Sound and Moments always came out skewed too high, Simple Chemical Reactions too low but otherwise it wasn't too bad. Using levels helped to make homemade tests equivalent. At the end of Year 9 when students would do the SATs exams our method usually under predicted what they would get by up to half a level, but this is not enough that we were concerned. We tracked the students and were reasonably happy with the quality of the evidence and we also had grades for reports. We did lots of tests and if a student missed a test they didn't need to re-do it, this gave plenty evidence about the child's attendance too.
No where in the previous paragraph do I describe formative assessment.

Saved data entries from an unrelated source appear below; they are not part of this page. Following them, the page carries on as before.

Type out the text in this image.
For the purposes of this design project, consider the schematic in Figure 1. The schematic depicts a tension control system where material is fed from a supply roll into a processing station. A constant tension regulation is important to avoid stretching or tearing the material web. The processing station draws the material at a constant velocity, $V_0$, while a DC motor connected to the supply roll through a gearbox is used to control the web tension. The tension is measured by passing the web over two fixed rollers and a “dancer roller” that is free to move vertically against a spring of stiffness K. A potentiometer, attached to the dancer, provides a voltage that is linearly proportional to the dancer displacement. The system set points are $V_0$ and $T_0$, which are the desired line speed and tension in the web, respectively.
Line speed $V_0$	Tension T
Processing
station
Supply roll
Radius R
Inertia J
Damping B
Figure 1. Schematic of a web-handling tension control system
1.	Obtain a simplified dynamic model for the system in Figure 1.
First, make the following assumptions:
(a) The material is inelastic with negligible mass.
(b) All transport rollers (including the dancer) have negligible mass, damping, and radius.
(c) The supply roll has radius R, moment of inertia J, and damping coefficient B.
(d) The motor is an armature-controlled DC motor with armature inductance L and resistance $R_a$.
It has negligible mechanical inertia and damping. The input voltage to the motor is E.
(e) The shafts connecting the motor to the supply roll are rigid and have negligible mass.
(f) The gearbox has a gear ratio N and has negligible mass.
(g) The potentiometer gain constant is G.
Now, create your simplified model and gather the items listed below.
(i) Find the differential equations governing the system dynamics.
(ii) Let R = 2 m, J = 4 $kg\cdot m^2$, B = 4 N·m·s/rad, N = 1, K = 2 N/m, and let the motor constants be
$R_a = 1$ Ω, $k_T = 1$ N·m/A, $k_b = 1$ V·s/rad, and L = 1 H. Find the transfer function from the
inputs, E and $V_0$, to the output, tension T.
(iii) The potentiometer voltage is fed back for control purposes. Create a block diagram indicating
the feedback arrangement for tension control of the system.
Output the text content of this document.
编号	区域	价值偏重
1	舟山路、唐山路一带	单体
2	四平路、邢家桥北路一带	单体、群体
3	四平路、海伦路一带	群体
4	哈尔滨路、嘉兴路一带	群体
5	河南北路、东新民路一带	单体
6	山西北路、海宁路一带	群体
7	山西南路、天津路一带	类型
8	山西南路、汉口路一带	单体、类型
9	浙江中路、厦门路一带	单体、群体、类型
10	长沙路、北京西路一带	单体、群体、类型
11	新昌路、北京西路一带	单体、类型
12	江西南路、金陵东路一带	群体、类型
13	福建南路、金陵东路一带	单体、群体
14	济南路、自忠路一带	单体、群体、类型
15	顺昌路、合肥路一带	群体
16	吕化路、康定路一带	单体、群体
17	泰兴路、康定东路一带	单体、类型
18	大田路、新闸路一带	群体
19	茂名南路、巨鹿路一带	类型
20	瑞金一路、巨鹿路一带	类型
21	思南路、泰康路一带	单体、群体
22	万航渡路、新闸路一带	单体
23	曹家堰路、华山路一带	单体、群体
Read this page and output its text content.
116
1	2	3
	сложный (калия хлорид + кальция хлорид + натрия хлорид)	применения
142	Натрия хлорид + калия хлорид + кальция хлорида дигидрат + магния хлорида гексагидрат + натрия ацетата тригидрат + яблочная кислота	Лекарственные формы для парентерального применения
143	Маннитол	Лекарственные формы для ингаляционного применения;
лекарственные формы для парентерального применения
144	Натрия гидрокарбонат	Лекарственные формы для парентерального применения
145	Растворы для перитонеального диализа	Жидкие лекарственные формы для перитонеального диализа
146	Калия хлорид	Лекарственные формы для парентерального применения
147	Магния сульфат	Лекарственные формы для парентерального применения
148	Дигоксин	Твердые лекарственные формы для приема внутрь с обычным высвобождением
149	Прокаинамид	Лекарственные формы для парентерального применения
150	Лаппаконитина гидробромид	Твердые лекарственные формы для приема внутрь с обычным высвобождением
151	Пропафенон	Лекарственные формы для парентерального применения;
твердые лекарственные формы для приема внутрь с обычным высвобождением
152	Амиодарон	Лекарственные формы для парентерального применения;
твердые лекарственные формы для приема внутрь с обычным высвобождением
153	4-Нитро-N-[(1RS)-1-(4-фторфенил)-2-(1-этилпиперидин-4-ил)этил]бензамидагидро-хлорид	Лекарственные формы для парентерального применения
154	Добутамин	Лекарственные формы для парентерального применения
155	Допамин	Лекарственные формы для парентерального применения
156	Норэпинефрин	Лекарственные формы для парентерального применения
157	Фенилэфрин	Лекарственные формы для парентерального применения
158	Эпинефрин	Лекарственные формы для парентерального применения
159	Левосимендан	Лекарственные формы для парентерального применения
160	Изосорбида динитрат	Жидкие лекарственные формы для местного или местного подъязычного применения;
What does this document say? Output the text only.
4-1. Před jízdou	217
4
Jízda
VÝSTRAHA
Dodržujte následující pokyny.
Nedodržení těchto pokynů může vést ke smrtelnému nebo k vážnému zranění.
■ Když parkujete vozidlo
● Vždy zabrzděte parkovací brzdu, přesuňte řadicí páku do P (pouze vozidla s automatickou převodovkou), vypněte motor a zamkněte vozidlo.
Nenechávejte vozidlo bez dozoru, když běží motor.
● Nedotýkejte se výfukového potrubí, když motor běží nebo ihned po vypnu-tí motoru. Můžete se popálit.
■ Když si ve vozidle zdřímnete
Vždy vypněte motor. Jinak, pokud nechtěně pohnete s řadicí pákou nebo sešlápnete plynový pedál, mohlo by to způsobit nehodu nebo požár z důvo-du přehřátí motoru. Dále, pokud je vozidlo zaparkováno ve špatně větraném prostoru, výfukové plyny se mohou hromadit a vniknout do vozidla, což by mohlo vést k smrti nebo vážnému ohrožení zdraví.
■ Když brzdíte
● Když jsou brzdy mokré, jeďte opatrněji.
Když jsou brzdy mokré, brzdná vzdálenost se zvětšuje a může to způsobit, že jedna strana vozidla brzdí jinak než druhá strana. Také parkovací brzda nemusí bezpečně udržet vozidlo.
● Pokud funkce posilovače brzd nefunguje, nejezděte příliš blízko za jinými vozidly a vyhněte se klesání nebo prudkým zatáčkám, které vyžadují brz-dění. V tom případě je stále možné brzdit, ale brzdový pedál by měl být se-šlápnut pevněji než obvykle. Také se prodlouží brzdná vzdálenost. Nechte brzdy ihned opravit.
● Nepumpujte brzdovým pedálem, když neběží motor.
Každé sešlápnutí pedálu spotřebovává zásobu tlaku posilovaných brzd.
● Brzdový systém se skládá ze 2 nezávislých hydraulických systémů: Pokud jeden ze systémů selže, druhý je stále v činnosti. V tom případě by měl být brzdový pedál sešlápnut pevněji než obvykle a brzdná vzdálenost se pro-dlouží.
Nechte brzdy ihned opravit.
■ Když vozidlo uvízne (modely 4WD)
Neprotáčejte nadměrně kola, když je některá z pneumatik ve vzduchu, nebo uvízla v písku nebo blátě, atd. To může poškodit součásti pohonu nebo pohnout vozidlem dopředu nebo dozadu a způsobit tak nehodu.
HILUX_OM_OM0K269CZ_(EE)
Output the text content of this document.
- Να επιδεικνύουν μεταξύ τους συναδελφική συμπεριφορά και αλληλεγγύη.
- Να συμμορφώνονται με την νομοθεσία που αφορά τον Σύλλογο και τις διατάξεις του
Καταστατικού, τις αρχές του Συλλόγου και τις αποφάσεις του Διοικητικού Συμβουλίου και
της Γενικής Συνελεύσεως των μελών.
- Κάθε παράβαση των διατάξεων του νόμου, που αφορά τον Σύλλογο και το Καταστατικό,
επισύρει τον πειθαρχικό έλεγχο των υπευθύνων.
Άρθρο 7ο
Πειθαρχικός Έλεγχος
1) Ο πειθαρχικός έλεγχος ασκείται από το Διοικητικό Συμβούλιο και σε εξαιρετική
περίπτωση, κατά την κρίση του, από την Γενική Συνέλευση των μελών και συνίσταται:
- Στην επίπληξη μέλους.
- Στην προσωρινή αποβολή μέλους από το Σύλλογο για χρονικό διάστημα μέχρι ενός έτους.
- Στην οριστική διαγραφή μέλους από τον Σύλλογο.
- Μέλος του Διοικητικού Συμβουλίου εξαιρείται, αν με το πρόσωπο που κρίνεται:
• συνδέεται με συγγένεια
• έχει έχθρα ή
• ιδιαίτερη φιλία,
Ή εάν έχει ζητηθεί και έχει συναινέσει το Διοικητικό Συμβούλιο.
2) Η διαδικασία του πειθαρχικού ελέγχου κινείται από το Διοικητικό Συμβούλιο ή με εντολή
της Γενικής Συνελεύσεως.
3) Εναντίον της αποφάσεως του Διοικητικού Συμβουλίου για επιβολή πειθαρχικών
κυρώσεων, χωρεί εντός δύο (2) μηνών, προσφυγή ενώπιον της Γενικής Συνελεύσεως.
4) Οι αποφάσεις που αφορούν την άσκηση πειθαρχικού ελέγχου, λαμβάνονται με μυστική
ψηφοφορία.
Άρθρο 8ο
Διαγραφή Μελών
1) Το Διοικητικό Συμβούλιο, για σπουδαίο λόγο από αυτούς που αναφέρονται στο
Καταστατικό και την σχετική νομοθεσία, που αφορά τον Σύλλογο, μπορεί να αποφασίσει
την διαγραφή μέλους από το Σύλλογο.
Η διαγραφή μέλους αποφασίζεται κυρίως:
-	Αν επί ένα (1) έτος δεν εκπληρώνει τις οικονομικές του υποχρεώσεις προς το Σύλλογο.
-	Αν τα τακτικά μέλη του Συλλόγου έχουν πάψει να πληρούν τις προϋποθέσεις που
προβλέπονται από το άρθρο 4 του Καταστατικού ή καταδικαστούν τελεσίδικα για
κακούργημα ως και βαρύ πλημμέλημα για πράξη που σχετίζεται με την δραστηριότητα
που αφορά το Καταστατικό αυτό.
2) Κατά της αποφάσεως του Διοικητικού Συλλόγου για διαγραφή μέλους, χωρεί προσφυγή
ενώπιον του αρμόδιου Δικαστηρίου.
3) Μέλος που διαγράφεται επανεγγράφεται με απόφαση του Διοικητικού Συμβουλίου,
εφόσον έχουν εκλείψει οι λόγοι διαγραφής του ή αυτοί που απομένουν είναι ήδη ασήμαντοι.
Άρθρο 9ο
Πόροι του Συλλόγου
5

Fast forward twelve years: I thought that getting rid of the levels was to put the focus onto formative assessment. Not how you move from level 3 to 4, but how you really improve that individual piece of work or your knowledge about what is going on in a chemical reaction. That ray diagram you have drawn about refraction, do you really understand it? Can you identify the normal? Can you measure the angles? Can you explain how and why the ray bends?
I have seem some projects and work (in primary) that are putting the focus on formative assessment. Using examples of real work as tracking and as a starting discussion for developing the teaching and learning of science within the school.
But, others it seems have to track EVERYTHING. Is it reasonable to know if a child in year 7 got mixed up between a chloroplast and the cytoplasm. If in year 8 they wrote oxide instead of oxygen? Does this information really help? Is it useful? If a child did know the difference between exothermic and endothermic reactions in year 8, will they still know it in year 10 anyway? What am I really going to do with all the data that tracking every learning intention will generate?
Would we be better off keeping the actual work rather than transferring it to a spreadsheet? Would that tell us more, with no extra work?